Photo courtesy of Randy Au

Randy Au is currently a Quantitative User Experience Researcher at Google, using data science and traditional research methods to better understand users and help create better products. Prior to that, he’s spent over a decade doing data work for various tech startups in the NYC area. He writes a weekly newsletter, Counting Stuff, highlighting the mundane, but still important aspects of data science. His current interests include doing uncomfortably awkward things with various SQL dialects, and pursuing lots of peculiar hobbies to absurd lengths, for instance: cooking, photography, and gem cutting.

You have a unique job title/scope in data science and a really interesting educational background (Continental Philosophy in undergrad!). How did you become a Senior Quantitative UX Researcher at Google?

Yes, I have a quirky background, largely driven by doing what seemed interesting at the time. Officially, I studied Business Administration and Philosophy for undergrad, primarily because I wound up taking most of the courses under both majors out of interest. The professors were good, and I did a lot of undergrad research work in both departments. Then I wound up in a Master’s program for Communications, which is where I learned my social science, philosophy of science, and research methods. After learning that the academic publishing life was not for me, I wound up at a boutique interior design consultancy helping them do survey analysis and automation of Excel/Powerpoint. I eventually learned SQL on the job, hands-on in production at an ad-tech position, before moving fully into tech as a data analyst.

For the majority of my career, I was just a “data analyst” at small NYC tech startups. “Data Science” as a term was only starting to become a thing during that period. These were small organizations, always <150 people, often <100. Most of the time I was the only data person on the team, tasked with making everyone else smarter and more effective with data. That meant I got to work with literally everyone in the company, top to bottom. It was a hyper-broad experience and I got exposed to lots of viewpoints, problems, and people.

Quant UX research is a pretty obscure job title in industry, with only a few companies officially having the role. I had been looking for work and a friend within Google was helping me search through positions, the usual data science/analyst stuff, and happened to find this for me. It fit all the product work I had been doing for years so perfectly, I applied, and, to my surprise, got hired. If you have a data science and research skill set, but find yourself always drawn to learning about users, QuantUXR might be for you.
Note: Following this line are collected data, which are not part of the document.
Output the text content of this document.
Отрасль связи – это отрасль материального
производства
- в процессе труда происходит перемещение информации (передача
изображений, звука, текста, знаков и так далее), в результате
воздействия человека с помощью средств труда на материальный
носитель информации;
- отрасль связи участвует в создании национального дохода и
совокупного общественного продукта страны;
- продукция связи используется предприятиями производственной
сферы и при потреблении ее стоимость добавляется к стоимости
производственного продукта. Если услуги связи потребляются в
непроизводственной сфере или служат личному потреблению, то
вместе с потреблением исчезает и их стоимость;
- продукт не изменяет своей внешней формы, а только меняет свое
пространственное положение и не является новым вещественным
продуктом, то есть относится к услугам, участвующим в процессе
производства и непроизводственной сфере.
What is your favorite project, or a project you’re particularly proud of?

Probably the most important projects I take on aren’t even officially labeled as a work “project” — it’s working with teams and people who have never had quantitative research support before and working with them until they truly understand using data to build. Working with them to understand what sorts of questions are best answered with data, how to form hypotheses that can be tested, learning to understand all the costs and benefits, the ins and outs of instrumenting products and setting metrics, reporting and monitoring. There are processes that need to be put in place and evolved, new habits formed. It’s always very involved and it’s always different each time. I learn a bit more each time I do it.

This sort of work takes a surprisingly long time, months and sometimes years, but the end result is something to be proud of. A team of people will go from not knowing what to do with data given to them, into generating hypotheses, figuring out ways to measure and test things, and actively seeking out research and data to help make the best decisions that they can. They won’t be experts at it, and will need guidance at times, but they’ll understand when they need expert help. Those individuals will then one day move on to other teams and organizations and spread that experience with them. That alone makes me really proud of this work.

You have written many posts advising both new entrants and more established analysts, from showing value as a support data scientist, to scaling yourself, and staying afloat as a new-ish solo data scientist. Any advice for readers looking to follow in your footsteps?

Embrace domain knowledge!

It’s messy, confusing, and often difficult (or downright impossible) to automate around, so no one enjoys learning it. It means learning from experts who have a completely different background and speak a different language. But so much of good data science relies on this knowledge, from knowing what data to collect and how to collect it, to knowing what questions to ask, to finally communicating your results in the best way. Domain knowledge is often not emphasized enough in discussions about data science because the complicated details means the answer is always “it depends”, but it’s never wasted effort.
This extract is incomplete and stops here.